Die Grundidee der Storyline war nicht einmal schlecht, nur leider baute die Autorin für meinen Geschmack zu wenig Wendungen ein. Dies führte dazu, dass ich von Anfang an wusste, wohin die Reise geht, und so der Wow-Effekt, wie ich ihn bei einem Thriller immer so liebe, in dem der gesamte Spannungsbogen eine Wendung nimmt, die ich nicht habe kommen sehen, völlig ausblieb. Auch wenn der Schreibstil von Jessica Payne gut und flüssig war, schaffte sie es nicht, dass ich nicht ab Seite eins wusste, wer hinter der Stalkerin steckt, die das Pärchen bespitzelt und ihnen den Mord an Madeline nachweisen will. Schon allein dies tötete die aufkommende Spannung im ersten Drittel des Buches.

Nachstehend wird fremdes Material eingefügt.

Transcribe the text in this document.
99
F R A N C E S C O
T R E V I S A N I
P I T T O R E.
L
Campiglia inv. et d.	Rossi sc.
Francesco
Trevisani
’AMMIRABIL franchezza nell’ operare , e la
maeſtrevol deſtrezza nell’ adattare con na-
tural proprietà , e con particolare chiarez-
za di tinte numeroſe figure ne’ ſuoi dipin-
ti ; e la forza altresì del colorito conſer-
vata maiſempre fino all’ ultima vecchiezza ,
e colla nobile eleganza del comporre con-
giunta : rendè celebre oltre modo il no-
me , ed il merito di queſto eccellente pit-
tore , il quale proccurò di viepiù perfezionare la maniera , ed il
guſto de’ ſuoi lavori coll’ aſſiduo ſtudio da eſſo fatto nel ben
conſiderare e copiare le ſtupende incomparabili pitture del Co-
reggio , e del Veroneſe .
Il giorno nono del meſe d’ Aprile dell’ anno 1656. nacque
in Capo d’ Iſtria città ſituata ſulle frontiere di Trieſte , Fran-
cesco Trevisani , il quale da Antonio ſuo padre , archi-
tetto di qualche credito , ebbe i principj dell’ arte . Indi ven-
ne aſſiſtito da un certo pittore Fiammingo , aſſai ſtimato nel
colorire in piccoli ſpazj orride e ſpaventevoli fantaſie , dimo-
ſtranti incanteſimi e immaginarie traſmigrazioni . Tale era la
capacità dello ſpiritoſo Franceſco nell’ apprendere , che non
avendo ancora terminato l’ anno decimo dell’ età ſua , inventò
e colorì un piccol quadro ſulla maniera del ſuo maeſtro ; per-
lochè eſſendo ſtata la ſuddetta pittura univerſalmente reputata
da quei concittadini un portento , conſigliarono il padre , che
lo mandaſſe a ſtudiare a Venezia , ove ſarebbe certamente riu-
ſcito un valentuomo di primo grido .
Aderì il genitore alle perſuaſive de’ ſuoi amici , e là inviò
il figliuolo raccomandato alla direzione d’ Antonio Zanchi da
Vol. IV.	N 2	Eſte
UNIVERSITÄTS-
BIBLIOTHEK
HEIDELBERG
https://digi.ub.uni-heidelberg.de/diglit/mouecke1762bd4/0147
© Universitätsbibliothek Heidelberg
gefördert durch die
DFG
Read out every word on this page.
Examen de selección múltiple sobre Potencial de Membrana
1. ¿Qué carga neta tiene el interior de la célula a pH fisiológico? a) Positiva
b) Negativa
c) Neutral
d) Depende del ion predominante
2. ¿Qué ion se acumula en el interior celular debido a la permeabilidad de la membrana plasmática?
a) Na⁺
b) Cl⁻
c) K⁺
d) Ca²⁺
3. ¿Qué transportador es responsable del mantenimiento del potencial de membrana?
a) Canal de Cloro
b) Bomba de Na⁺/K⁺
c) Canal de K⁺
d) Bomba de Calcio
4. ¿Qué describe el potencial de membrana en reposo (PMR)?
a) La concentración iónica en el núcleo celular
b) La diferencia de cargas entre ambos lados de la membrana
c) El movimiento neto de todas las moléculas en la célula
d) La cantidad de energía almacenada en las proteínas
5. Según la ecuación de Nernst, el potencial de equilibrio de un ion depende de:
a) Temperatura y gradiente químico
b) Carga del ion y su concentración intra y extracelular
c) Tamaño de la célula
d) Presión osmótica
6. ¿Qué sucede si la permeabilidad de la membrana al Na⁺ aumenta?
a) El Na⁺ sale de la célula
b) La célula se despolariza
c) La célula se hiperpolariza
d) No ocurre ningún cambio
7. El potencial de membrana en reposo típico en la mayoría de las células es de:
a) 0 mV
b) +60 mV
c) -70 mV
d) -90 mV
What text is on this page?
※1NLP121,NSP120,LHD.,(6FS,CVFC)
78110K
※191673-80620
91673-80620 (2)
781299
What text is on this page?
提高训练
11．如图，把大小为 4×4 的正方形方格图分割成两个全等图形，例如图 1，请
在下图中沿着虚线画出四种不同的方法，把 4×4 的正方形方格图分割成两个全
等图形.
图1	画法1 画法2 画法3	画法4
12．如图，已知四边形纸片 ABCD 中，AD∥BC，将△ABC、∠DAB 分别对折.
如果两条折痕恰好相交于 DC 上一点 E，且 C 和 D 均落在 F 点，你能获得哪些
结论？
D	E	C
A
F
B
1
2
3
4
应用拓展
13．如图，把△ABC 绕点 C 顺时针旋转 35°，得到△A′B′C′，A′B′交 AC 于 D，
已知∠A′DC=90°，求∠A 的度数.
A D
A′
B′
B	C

Jessica Payne erzählt den Plot rund um Madeline, ihren Ehemann, ihre beste Freundin Gwen und die "geheimnisvolle" Rebecca aus der Ich-Perspektive von Madeline vor vier Jahren und von Rebecca im Hier und Jetzt. Diese Erzählform mochte ich, denn sie ließ mich tief in die Gefühlswelt der beiden eintauchen. Auch schaffte es die Autorin, eine Atmosphäre zu erzeugen, sodass ich den Handlungsort sowie die Protagonisten vor meinem inneren Auge sah. Nur leider fehlt es diesem Thriller für meinen Geschmack an Spannung. Der beste Schreibstil hilft nun mal leider nichts, wenn man ab Kapitel 2 weiß, was Sache ist, und man wirklich jede der wenigen Wendungen schon vorher sieht.
Wenn man dieses Buch als Spannungsroman liest, ohne die hohe Erwartung eines Thrillers anzulegen, ist es trotzdem ein bisschen zu wenig, um mich komplett zu überzeugen. Von mir gibt es daher 3 von 5 Sternen für diese gut geschriebene, aber leider auch sehr vorhersehbare Geschichte. Aber dies ist wie immer meine ganz persönliche Meinung und kann von jedem von euch anders gesehen werden.